In any case, it looks as if the tea category’s growth has very strong potential in the upcoming years.  As a healthy alternative to carbonated beverages and coffee, tea may be growing at these beverage category’s expense.  And it may provide competition in more than the traditional setting of your grocery store’s beverage aisle, as coffee shops and natural food stores are increasingly stocking tea options.

Taking this one step further, how can beverage manufacturers like Coca-Cola and Pepsi protect their carbonated offerings?  Since the beverage conglomerates also have tea offerings in their beverage portfolios (Coca-Cola with Nestea and Honest Tea, Pepsi with Lipton and SoBe), a solution may be a two step process.  First, gain distribution within these natural food stores (and other alternative channels like tea shops and pharmacies) for their respective tea beverages.  Next, understanding that there may be space and refrigeration limitations within the store, provide a health-branded cooler (of course, also include the manufacturer’s logo somewhere) to resolve these limitations, and bring in quick-moving and higher margin carbonated soft drinks.  These carbonated products can offset the cooler’s cost and provide these alternative channel retailers with a wider beverage selection to grow their customer base.

So the next time you step into a natural food store, keep a look out for the tea offerings they have available.  Are the tea offerings all-natural and names that you have rarely heard of?  If so, look out for these beverages in your traditional grocery store aisle in the near future, as they may be gaining wider acceptance in the market.  Or are they the Honest Teas and Liptons that you are familiar with?  If so, then the beverage manufacturer has successfully entered the alternative channel to expand their tea’s growth.

Honest Tea’s Social Experiment – Are Americans Honest?
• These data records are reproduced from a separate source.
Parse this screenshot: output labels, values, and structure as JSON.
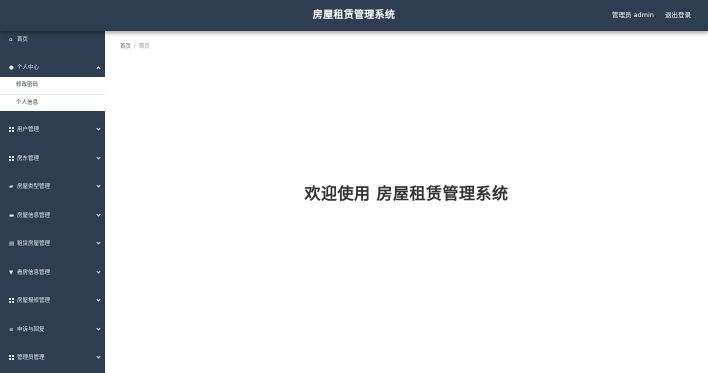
{
  "header": {
    "title": "房屋租赁管理系统",
    "user_label": "管理员 admin",
    "logout_label": "退出登录"
  },
  "sidebar": {
    "items": [
      {
        "label": "首页",
        "icon": "home-icon",
        "expanded": false
      },
      {
        "label": "个人中心",
        "icon": "user-icon",
        "expanded": true,
        "children": [
          {
            "label": "修改密码"
          },
          {
            "label": "个人信息"
          }
        ]
      },
      {
        "label": "用户管理",
        "icon": "grid-icon",
        "expanded": false
      },
      {
        "label": "房东管理",
        "icon": "grid-icon",
        "expanded": false
      },
      {
        "label": "房屋类型管理",
        "icon": "speech-bubble-icon",
        "expanded": false
      },
      {
        "label": "房屋信息管理",
        "icon": "briefcase-icon",
        "expanded": false
      },
      {
        "label": "租赁房屋管理",
        "icon": "list-icon",
        "expanded": false
      },
      {
        "label": "看房信息管理",
        "icon": "pin-icon",
        "expanded": false
      },
      {
        "label": "房屋报修管理",
        "icon": "grid-icon",
        "expanded": false
      },
      {
        "label": "申诉与回复",
        "icon": "menu-icon",
        "expanded": false
      },
      {
        "label": "管理员管理",
        "icon": "grid-icon",
        "expanded": false
      }
    ]
  },
  "breadcrumb": {
    "root": "首页",
    "separator": "/",
    "current": "首页"
  },
  "main": {
    "welcome": "欢迎使用 房屋租赁管理系统"
  },
  "colors": {
    "nav_bg": "#2e3e50",
    "nav_text": "#ffffff",
    "content_bg": "#ffffff",
    "welcome_text": "#333333"
  }
}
Over the last few weeks, U.S. cities have been running a live social experiment on the subject of honesty.  Honest Tea (and for this social experiment the word play of “Honesty”) has set up unmanned “tea booths” across cities including Boston, Chicago, Miami, Washington D.C., Philadelphia, Dallas, New York, and Los Angeles where consumers can pick up a bottle of Honest Tea by donating $1 into a plastic box.  There is supposedly a camera watching the unmanned tea booth, but no one would be there to stop the consumer from stealing a bottle if they decided to not pay (or slip in an IOU note, monopoly money, or put in $1 and take 3 bottles, etc).  So far the results (posted on the microsite www.TheNationalHonestyIndex.com) indicate that Boston citizens (99%) are the most honest while New York citizens (87%) are least honest.  The site also provide a camera link for each city the experiment is run, so you can watch to see if people are putting in a dollar when they grab a bottle.
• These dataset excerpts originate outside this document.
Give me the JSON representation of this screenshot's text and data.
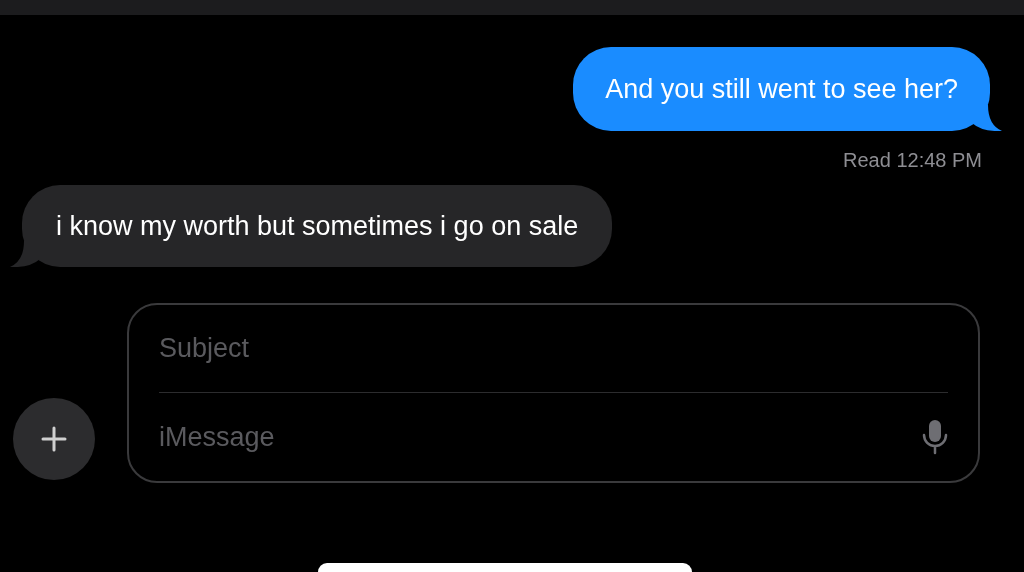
{
  "messages": [
    {
      "kind": "sent",
      "text": "And you still went to see her?"
    },
    {
      "kind": "receipt",
      "text": "Read 12:48 PM"
    },
    {
      "kind": "received",
      "text": "i know my worth but sometimes i go on sale"
    }
  ],
  "composer": {
    "subject": {
      "placeholder": "Subject"
    },
    "message": {
      "placeholder": "iMessage"
    }
  }
}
The marketing campaign appears to be successful so far, with strong social integration and media impressions.    Social aspects include the ability to tune in on-line to the city of your choice, choosing the foundation that all the donations will go to, and the usual twitter/facebook/google+/e-mail/etc.

The campaign is sure to generate a lot of goodwill for Honest Tea, but will it bring in sales for the beverage, especially after the campaign and tea season (summer) ends?  So far, the translation to their bottom line is positive – almost all cities are seeing sales growth, ranging from strong double digit sales growth to modest single digits in others.  Depending on how long the campaign is run for, I might be able to watch this live in Boston or San Francisco when I make a visit later in the month.

Whether Honest Tea will carve out a stronghold in the category against larger manufacturers like Lipton, Nestea, or AriZona is a question for another day.  Though for a smaller player in the category, this is something that will certainly catch attention, generate buzz, and show that you understand how to reach your target market.